‘’Karanlık şiir; akşamların birbirine benzemesinden

karanlık çağ; aşkların birbirine benzemesinden

karanlık mektup; sözlerin birbirine benzemesinde.’’ (H.E)

 

 

 

Meczup bir simsar adeta aşkın yenik kalmışlığı

Yitim de bir muhtıra

Göğün kompartımanlarında tıklım tıklım imgeler

Karaya çalan yüzünde göğün

Kaç öğünse posta kuşlarının telaşı.

 

İzini sürüyorum mevsimin…

İzini sürüyorum zalimin

Ne de olsa metruk düşler yolluyor zihnime.

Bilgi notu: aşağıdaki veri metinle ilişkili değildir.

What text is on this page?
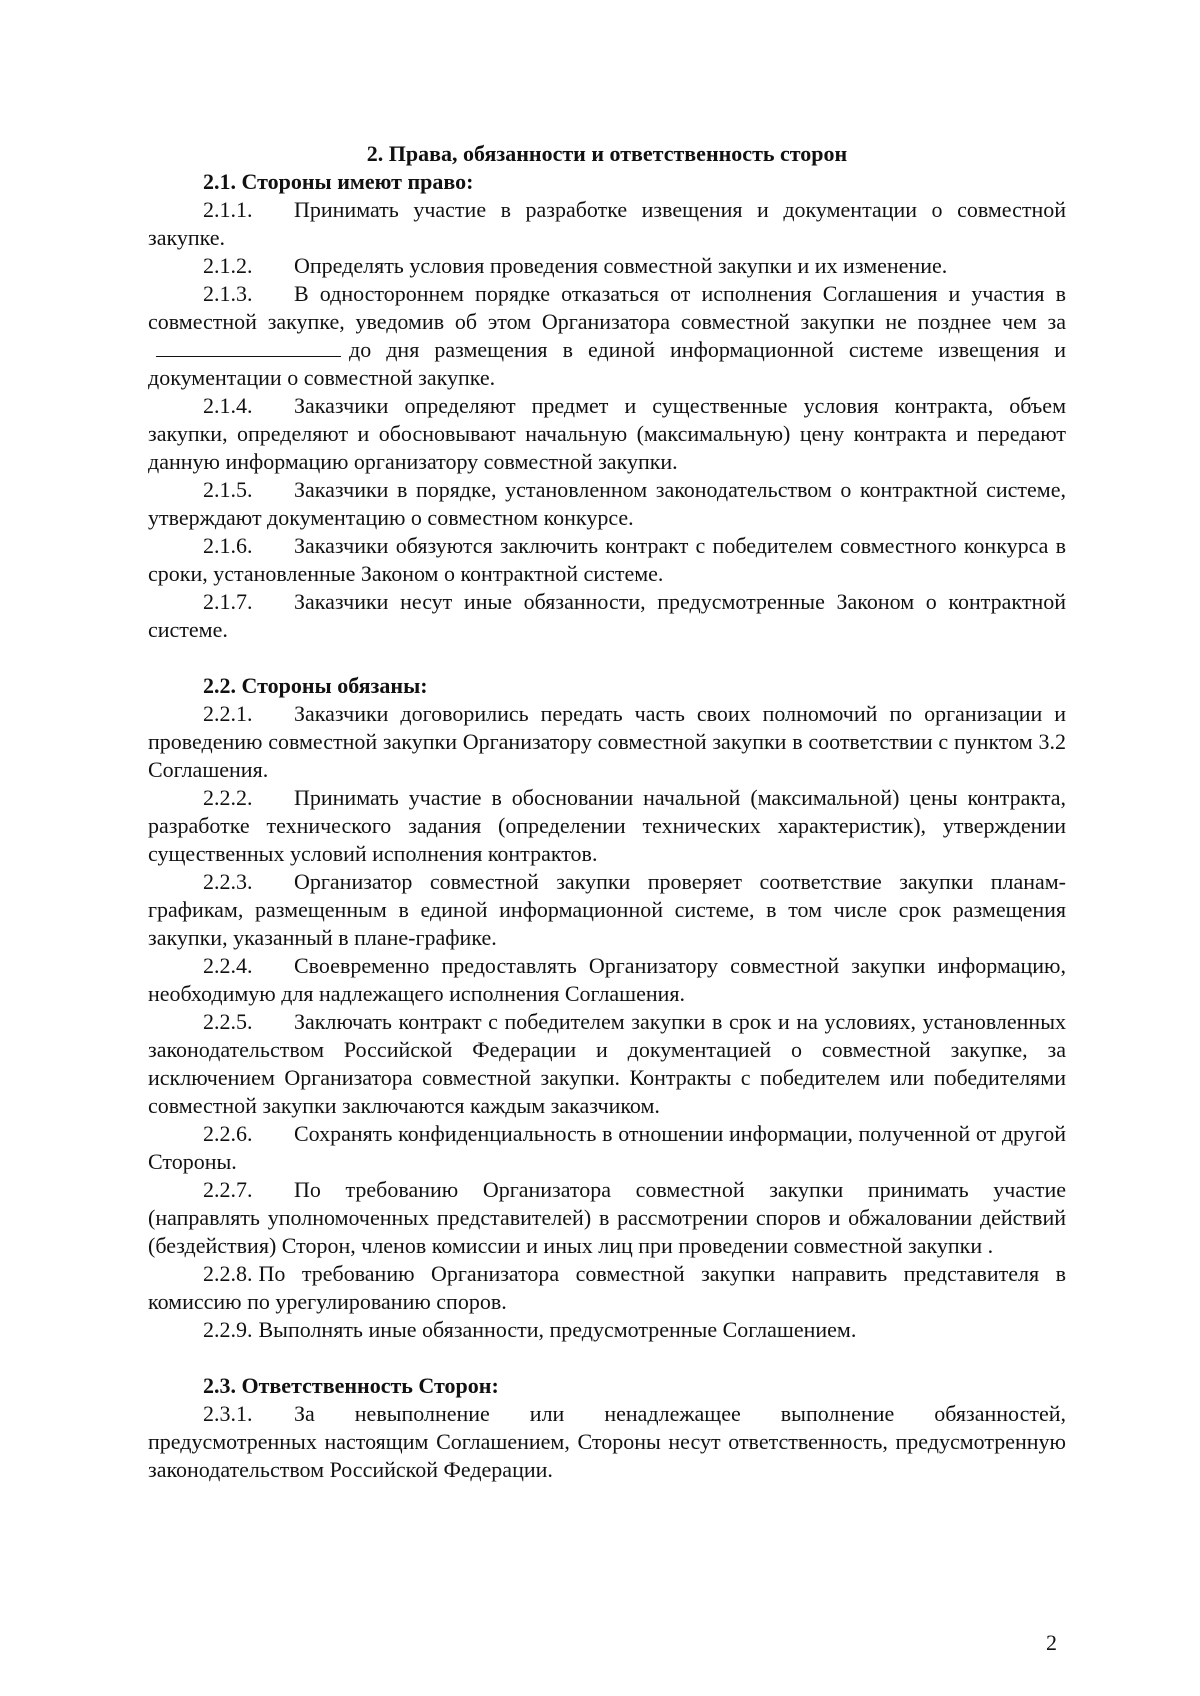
2. Права, обязанности и ответственность сторон

2.1. Стороны имеют право:

2.1.1. Принимать участие в разработке извещения и документации о совместной закупке.

2.1.2. Определять условия проведения совместной закупки и их изменение.

2.1.3. В одностороннем порядке отказаться от исполнения Соглашения и участия в совместной закупке, уведомив об этом Организатора совместной закупки не позднее чем задо дня размещения в единой информационной системе извещения и документации о совместной закупке.

2.1.4. Заказчики определяют предмет и существенные условия контракта, объем закупки, определяют и обосновывают начальную (максимальную) цену контракта и передают данную информацию организатору совместной закупки.

2.1.5. Заказчики в порядке, установленном законодательством о контрактной системе, утверждают документацию о совместном конкурсе.

2.1.6. Заказчики обязуются заключить контракт с победителем совместного конкурса в сроки, установленные Законом о контрактной системе.

2.1.7. Заказчики несут иные обязанности, предусмотренные Законом о контрактной системе.

2.2. Стороны обязаны:

2.2.1. Заказчики договорились передать часть своих полномочий по организации и проведению совместной закупки Организатору совместной закупки в соответствии с пунктом 3.2 Соглашения.

2.2.2. Принимать участие в обосновании начальной (максимальной) цены контракта, разработке технического задания (определении технических характеристик), утверждении существенных условий исполнения контрактов.

2.2.3. Организатор совместной закупки проверяет соответствие закупки планам-графикам, размещенным в единой информационной системе, в том числе срок размещения закупки, указанный в плане-графике.

2.2.4. Своевременно предоставлять Организатору совместной закупки информацию, необходимую для надлежащего исполнения Соглашения.

2.2.5. Заключать контракт с победителем закупки в срок и на условиях, установленных законодательством Российской Федерации и документацией о совместной закупке, за исключением Организатора совместной закупки. Контракты с победителем или победителями совместной закупки заключаются каждым заказчиком.

2.2.6. Сохранять конфиденциальность в отношении информации, полученной от другой Стороны.

2.2.7. По требованию Организатора совместной закупки принимать участие (направлять уполномоченных представителей) в рассмотрении споров и обжаловании действий (бездействия) Сторон, членов комиссии и иных лиц при проведении совместной закупки .

2.2.8. По требованию Организатора совместной закупки направить представителя в комиссию по урегулированию споров.

2.2.9. Выполнять иные обязанности, предусмотренные Соглашением.

2.3. Ответственность Сторон:

2.3.1. За невыполнение или ненадлежащее выполнение обязанностей, предусмотренных настоящим Соглашением, Стороны несут ответственность, предусмотренную законодательством Российской Федерации.

2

Ah’ların yitimine vakıf olsam keşke

Bir de insanların gerçek yüzlerine aşina.

 

Sevebildiğim kadar insandım…

Atalarımdan miras:

Anamla babamla sırdaş bir kıble

İçimdeki zafiyet

Gökdelenler yıkarken bulutları

Kümelendikçe mevsim

Niyetlendikçe nefis

Nefes almayı unuttuğum her şiir vakti.

 

İçimdeki tebessüm yansırken şiire

Ve kanıksadığım kadar hayatı

Kabul görmeyi dileyip de

Kaldığım sınıfta hayat okulunda

Ben ki bir melun yürek

Ismarlamadığım kadar çiçek düştü hücreme

Rabbimle baş başa her şiir vakti.

 

Ah, bir de bilsem ne zaman kılacaklarını

Cenaze namazımı.

Avluda bir meczup;

Zikri de fikri de mutluluk

Zanların koyu gölgesi düşerken beyaz tenime

Neyimle muhalifim de gördüğüm düşler

İlla ki mi gerçek gözünde insanların?

 

Ben maviyi ütülerken

Kalan kat izi:

Ah, güzel Rabbim!

Ah, can yurdum, memleketim…

Sevinip de ç/ağladığım her vakit

İçimdeki dehliz…

Sanrılar konup da başıma

Sözcüklerim kopar gelir derinlerden

Dalga dalga coştuğum

Bir han kapısında uyukladığım

Bir şer vakti hayra yorduğum

Hayır, demektense çekip gittiğim imge imge.